BÖLÜM (28)

12.9K 589 108
                                    

İyi okumalar...

Her yerden kanamak...

Hissettiğim tek şey buydu. Koltukta oturmuş karşımda neşeyle Ateş ile konuşmaya çalışan kızı izliyordum. Onu yaralayan, kalbini söküp alan ve sakat kalmasına neden olan.

Ben mi?

Acı içinde kıvranıyordum. Tüm vücudum kesikler içinde kalmıştı. Karanlık bir sokakta yalnız başına kalan, yardıma muhtaç bir kız düşünün. Kurtulacağını ümit eden, korksa da kalbinin seçtiği kişiye güvenen. Ben güvenemiyordum.

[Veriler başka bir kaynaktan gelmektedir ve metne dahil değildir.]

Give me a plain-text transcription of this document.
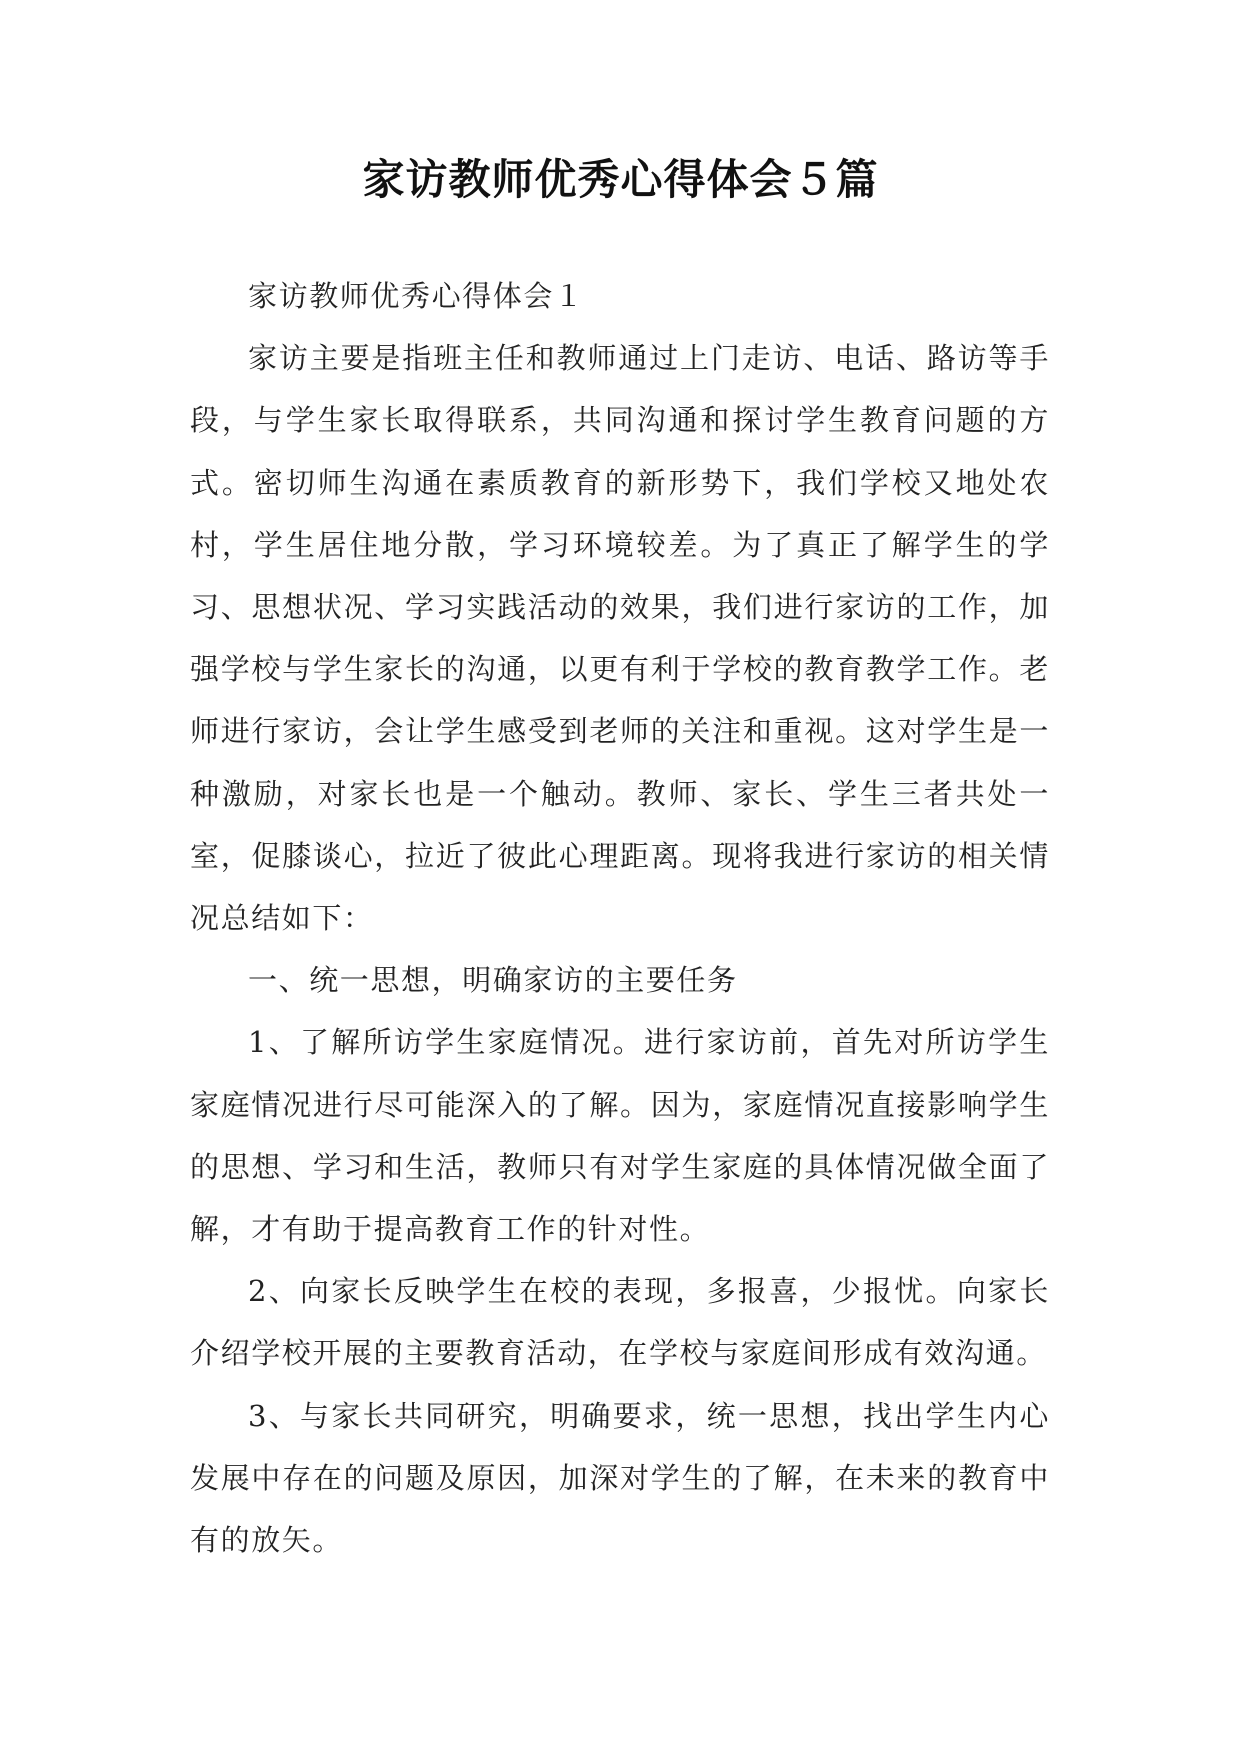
家访教师优秀心得体会５篇

家访教师优秀心得体会１

家访主要是指班主任和教师通过上门走访、电话、路访等手段，与学生家长取得联系，共同沟通和探讨学生教育问题的方式。密切师生沟通在素质教育的新形势下，我们学校又地处农村，学生居住地分散，学习环境较差。为了真正了解学生的学习、思想状况、学习实践活动的效果，我们进行家访的工作，加强学校与学生家长的沟通，以更有利于学校的教育教学工作。老师进行家访，会让学生感受到老师的关注和重视。这对学生是一种激励，对家长也是一个触动。教师、家长、学生三者共处一室，促膝谈心，拉近了彼此心理距离。现将我进行家访的相关情况总结如下：

一、统一思想，明确家访的主要任务

1、了解所访学生家庭情况。进行家访前，首先对所访学生家庭情况进行尽可能深入的了解。因为，家庭情况直接影响学生的思想、学习和生活，教师只有对学生家庭的具体情况做全面了解，才有助于提高教育工作的针对性。

2、向家长反映学生在校的表现，多报喜，少报忧。向家长介绍学校开展的主要教育活动，在学校与家庭间形成有效沟通。

3、与家长共同研究，明确要求，统一思想，找出学生内心发展中存在的问题及原因，加深对学生的了解，在未来的教育中有的放矢。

Kalbimin seçtiği, beni parçalara ayıran yaralı adama ben güvenemiyordum. Karşımda gözlerinde aşkı gördüğüm adam vardı. Acıyla kalbi atan, geçmişi sızlayan adam...

Banu çok güzel bir kızdı. Beline kadar uzanan dalgalı sarı saçları vardı. Mavi gözleri ile yüzünden silmediği ve benim gittikçe moralimin bozulduğu gülümsemesi vardı. Enerjisi yüksekti. Ve gerçekten de çok kibar bir şekilde konuşuyordu.

Senin saçlarının yanında o sarı saçlar ne ki diyen iç sesime burukça gülümsedim. Ateş, Banu geldiğinden beri bir kere bile başını benden tarafa çevirmemişti. Bu durum kalbimi çok acıtsa da kalbinin sahibi ben değildim. Bunun bilincinde olmak çok canımı yakıyordu.

"Bu sene son senem. Türkiye'ye gelmişken Ateş'i görmeden dönmek istemedim Almanya'ya. Çok özlemişim."

Ateş'in gözlerine bakarak söylediği cümleler, umut bahçemde yeşeren çiçeklerin solmasına neden oldu. Ateş'in tepki vermemesi, yine de az da olsa rahatlamama neden oluyordu. Derin bir nefes alarak yanımda yumruklarını sıkmış olan Duru'ya baktım. Sinirden yüzü kıpkırmızı olmuştu. Onun içinde zor bir durumdu. Abisinin yürüyememe sebebi salonun ortasında oturmuş, pişkin pişkin gülümseyerek, giden kendisi değilmiş gibi özledim diyordu.

"Biraz zor oldu buraları bırakmak. Ateş'i bırakmak."

Daha fazla dayanamayacaktım sanırım. Gözlerimi kapatarak sakin olmaya çalıştım. Boğazıma tırmanan bir şey vardı. Kalbimi sıkıştıran, gözlerimin yaşarmasına sebep olan, tüm uzuvlarımı sızlatan bir şey.

"Bu kadar saçmalık yeter!" Duru'nun bağırması ile gözlerimi açarak ona döndüm. Yumruklarını sıkarak ayağa kalktı. Karşımızda oturan Banu'ya birkaç adım atarak Ateş'i gösterdi.

"Hangi yüzle sen buraya abimi görmeye gelirsin! Bu halde olma sebebi senken hangi yüzle!" Ayağa kalkarak Duru'yu kolundan tuttum.

Herkes acı ile Duru'ya bakarken Mehmet Bey ayağa kalktı. "Duru, şimdi sırası değil." Diye uyarıcı bir tonda Ateş'e baktı.

"Sakin ol!" Duru'nun omuzunu sıvazladığımda dolmuş gözlerini bana çevirdi. Kül oldum. Soğukta kaldım buz oldum. Erisem su olup akacaktım kalbimin içine.

"Duru ne desen haklısın. Ama bu kadar tepki vermeni anlamıyorum. Ben o zamanlar iyi değildim. Ateş'e zarar verirdim."

Nefretle kızı süzmeye başladım. Güzeldi. Keşke biraz da vicdanlı olabilseydi. Kendini düşünme bahanesine baş vurup ortamı sakinleştirecekti. Bencildi en önemlisi. Eğer Ateş'in yanında olsaydı belki de Ateş yürüyebilecekti. Kalbime saplanan sancı ile yutkundum. Eğer o yanında olsaydı ben bugün burada olmayacaktım. Acı şiddetini artırırken, salona neşe ile giren Doruğu fark ettim.

Banu'yu gördüğü anda ki surat ifadesi o kadar katıydı ki ilk defa Doruğun bu kadar ciddi oluşuna şahit oluyordum. Gözlerini kısarak Banu'ya baktı. Gözlerim Ateş'e döndüğünde, yere sabitlediği gözleri ile duygusuz gözüküyordu.